Threshold Effects in Synaptosomal and Nonsynaptic Mitochondria from Hippocampal CA1 and Paramedian Neocortex Brain Regions
Version of Record online: 18 NOV 2002
Journal of Neurochemistry
Volume 69, Issue 6, pages 2564–2570, December 1997
How to Cite
Davey, G. P., Canevari, L. and Clark, J. B. (1997), Threshold Effects in Synaptosomal and Nonsynaptic Mitochondria from Hippocampal CA1 and Paramedian Neocortex Brain Regions. Journal of Neurochemistry, 69: 2564–2570. doi: 10.1046/j.1471-4159.1997.69062564.x
- Issue online: 18 NOV 2002
- Version of Record online: 18 NOV 2002
- Received May 13, 1997; revised manuscript received July 28, 1997; accepted July 28, 1997.
- Brain mitochondria;
- Paramedian neocortex;
- Threshold effects;
- Respiratory chain complexes;
- Oxidative phosphorylation
Abstract: After a brief period of global ischemia, the hippocampal CA1 region is more susceptible to irreversible damage than the paramedian neocortex. To test whether primary differences in bioenergetic parameters may be present between these regions, respiration rates and respiratory control activities were measured. In synaptosomal and nonsynaptic mitochondria isolated from the hippocampal CA1 region, state 3 respiration rates and complex IV activities were significantly lower than those present in synaptosomal and nonsynaptic mitochondria from the paramedian neocortex. These results suggest that mitochondria from the CA1 hippocampal area differ in some properties of metabolism compared with the neocortex area, which may render them more susceptible to a toxic insult such as that of ischemia. In addition, when complex I and IV activities were titrated with specific inhibitors, thresholds in ATP synthesis and oxygen respiration became apparent.
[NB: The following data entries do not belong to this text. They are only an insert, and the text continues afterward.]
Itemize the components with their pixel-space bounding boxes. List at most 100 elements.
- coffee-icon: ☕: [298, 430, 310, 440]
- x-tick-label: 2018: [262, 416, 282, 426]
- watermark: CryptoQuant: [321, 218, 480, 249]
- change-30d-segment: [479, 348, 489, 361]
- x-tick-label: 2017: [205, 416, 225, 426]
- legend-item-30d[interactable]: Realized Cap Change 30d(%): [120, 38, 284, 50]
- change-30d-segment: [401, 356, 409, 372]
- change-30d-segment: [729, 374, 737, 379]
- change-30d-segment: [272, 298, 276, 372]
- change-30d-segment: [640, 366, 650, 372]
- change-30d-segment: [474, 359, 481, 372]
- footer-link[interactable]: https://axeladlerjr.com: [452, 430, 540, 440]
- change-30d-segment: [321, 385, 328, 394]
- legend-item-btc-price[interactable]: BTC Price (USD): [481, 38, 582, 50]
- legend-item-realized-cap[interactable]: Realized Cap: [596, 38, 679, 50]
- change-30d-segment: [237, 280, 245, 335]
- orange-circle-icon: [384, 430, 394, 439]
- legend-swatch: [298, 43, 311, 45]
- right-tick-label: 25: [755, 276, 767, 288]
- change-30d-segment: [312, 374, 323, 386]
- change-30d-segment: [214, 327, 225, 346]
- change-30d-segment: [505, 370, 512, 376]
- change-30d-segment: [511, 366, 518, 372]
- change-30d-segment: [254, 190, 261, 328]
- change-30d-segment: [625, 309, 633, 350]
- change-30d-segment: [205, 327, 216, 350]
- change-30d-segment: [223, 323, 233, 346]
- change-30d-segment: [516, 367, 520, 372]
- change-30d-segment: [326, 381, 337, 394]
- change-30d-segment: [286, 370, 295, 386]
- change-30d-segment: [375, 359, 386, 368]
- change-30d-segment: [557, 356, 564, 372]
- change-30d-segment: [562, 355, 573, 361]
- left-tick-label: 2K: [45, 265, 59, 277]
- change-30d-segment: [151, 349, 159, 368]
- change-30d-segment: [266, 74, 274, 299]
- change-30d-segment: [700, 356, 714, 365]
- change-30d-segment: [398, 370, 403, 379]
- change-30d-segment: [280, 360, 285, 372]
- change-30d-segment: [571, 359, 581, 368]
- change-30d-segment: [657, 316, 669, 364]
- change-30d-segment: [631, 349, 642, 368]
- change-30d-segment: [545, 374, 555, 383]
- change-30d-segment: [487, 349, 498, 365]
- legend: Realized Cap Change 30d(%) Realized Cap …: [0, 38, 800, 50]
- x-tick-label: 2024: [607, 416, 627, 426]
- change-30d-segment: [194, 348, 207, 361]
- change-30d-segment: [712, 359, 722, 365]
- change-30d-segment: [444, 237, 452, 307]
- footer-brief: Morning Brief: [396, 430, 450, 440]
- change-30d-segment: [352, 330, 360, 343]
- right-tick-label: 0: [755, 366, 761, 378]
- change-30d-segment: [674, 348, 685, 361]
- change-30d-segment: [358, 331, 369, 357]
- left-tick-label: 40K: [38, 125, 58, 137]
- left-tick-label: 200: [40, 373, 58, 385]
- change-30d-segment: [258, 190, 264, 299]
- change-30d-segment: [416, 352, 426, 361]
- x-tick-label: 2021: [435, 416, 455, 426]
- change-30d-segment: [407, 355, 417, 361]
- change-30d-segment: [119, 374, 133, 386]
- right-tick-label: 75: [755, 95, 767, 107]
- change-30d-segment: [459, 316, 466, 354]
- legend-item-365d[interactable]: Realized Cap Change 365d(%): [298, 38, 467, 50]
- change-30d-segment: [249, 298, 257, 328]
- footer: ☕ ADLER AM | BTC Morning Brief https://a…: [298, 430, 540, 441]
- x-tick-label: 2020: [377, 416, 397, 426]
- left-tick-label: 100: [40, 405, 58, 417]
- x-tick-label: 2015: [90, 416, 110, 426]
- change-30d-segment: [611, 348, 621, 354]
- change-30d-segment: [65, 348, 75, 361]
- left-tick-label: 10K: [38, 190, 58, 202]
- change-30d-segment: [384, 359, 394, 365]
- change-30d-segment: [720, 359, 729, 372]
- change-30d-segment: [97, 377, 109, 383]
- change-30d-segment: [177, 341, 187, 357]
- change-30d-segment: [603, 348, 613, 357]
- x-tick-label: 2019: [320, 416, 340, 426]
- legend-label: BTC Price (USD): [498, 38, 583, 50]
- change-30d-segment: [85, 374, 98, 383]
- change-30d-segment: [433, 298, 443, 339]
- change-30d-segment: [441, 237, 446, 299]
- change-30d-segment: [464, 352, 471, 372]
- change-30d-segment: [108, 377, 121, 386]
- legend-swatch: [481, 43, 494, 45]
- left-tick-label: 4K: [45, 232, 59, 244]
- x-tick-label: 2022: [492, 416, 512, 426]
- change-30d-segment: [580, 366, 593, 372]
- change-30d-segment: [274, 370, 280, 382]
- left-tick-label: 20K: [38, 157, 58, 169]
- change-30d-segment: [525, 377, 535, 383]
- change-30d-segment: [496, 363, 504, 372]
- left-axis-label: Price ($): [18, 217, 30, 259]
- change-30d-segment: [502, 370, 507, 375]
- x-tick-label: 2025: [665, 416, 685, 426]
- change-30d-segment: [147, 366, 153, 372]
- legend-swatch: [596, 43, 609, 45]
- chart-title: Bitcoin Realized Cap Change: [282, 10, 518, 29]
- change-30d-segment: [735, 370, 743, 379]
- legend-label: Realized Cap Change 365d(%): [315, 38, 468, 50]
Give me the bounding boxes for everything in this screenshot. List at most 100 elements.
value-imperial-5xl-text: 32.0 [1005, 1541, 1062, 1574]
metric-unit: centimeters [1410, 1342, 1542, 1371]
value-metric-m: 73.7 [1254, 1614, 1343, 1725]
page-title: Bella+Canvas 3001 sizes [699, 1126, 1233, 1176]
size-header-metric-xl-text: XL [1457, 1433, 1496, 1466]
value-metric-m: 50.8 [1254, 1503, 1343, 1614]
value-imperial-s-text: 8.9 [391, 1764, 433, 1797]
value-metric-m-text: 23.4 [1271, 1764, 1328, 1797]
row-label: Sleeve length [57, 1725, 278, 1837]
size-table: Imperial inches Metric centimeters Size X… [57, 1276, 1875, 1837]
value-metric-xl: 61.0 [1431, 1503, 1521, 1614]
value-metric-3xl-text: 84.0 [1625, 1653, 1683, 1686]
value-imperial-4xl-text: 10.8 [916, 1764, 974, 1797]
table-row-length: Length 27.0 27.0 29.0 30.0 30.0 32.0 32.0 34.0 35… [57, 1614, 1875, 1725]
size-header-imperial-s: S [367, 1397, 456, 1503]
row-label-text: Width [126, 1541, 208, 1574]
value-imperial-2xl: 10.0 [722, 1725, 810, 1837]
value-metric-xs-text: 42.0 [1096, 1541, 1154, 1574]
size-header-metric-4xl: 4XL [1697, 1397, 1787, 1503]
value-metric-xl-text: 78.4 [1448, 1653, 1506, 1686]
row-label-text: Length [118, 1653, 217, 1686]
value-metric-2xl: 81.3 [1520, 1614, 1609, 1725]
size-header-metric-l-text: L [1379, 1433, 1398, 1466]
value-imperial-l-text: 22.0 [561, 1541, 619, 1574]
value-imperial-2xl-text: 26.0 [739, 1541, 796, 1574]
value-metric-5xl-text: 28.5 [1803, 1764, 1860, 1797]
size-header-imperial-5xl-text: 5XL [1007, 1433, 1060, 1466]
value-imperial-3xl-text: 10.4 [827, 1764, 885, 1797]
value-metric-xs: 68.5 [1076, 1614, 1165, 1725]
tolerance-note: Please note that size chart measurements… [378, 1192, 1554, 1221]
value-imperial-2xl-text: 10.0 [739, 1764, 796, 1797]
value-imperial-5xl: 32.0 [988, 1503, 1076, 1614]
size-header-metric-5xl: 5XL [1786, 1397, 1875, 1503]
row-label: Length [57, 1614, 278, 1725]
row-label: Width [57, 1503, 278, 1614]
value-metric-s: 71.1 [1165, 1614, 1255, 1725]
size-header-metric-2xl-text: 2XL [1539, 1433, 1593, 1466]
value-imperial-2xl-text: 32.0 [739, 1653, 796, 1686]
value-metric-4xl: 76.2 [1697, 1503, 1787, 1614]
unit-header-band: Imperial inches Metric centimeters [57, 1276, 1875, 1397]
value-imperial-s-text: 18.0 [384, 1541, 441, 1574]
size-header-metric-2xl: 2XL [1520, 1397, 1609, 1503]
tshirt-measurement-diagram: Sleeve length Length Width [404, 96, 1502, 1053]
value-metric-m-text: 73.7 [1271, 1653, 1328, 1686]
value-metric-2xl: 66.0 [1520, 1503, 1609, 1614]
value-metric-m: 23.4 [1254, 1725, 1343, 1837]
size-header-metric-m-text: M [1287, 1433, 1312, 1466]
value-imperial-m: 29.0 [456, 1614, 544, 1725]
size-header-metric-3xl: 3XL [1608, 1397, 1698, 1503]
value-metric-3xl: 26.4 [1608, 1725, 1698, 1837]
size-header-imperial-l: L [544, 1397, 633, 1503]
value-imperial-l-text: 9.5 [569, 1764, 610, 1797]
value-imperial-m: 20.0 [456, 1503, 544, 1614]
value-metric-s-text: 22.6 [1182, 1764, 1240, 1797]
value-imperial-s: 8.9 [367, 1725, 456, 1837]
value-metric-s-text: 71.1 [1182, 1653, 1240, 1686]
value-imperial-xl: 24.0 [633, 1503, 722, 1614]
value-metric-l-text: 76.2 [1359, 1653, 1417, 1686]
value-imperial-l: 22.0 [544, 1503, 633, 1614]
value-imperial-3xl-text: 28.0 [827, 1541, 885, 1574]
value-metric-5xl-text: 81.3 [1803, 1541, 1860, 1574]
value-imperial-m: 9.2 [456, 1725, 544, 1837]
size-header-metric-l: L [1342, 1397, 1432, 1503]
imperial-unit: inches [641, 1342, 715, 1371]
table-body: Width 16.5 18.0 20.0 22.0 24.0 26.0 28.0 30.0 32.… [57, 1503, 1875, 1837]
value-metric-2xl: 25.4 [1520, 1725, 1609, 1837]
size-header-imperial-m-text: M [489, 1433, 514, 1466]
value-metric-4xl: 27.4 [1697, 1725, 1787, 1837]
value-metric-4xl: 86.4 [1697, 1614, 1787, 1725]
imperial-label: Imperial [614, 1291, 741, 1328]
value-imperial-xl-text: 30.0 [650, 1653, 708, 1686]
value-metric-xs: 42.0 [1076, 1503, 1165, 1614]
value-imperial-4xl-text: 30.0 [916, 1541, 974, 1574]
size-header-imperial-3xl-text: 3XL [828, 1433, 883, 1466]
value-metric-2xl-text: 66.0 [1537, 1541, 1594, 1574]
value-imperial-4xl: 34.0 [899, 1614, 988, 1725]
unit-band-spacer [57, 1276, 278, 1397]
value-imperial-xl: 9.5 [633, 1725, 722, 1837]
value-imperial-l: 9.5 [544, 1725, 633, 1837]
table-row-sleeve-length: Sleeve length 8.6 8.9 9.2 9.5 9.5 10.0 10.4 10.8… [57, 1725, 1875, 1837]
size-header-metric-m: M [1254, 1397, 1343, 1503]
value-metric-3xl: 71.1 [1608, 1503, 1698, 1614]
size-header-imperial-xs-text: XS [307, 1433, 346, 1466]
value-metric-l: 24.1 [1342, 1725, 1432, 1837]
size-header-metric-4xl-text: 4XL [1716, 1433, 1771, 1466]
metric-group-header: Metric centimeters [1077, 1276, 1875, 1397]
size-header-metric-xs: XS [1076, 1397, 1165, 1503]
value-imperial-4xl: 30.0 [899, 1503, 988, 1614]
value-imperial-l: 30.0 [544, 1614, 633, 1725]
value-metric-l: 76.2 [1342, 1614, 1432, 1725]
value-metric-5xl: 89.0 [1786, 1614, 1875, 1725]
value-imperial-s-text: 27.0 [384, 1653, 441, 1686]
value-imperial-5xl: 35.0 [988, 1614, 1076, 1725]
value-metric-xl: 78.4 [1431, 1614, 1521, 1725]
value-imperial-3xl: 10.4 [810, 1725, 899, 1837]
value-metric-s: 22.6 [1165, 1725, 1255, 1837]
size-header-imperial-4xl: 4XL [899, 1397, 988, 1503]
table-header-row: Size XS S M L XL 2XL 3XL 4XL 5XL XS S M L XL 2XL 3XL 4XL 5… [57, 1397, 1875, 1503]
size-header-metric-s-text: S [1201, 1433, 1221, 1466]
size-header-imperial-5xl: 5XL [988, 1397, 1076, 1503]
Complex I and IV activities were decreased by 60% in nonsynaptic mitochondria from the hippocampal CA1 region and paramedian neocortex before oxidative phosphorylation was severely compromised; however, in synaptosomes from these regions, complex I activities had a threshold of 25%, indicating heterogenous behaviour for brain mitochondria. Reduced complex I thresholds in mitochondria, in association with other constitutive defects in energy metabolism, may induce a decreased ATP supply in the synaptic region. The implications of these findings are discussed in relation to delayed neuronal death and processes of neurodegeneration.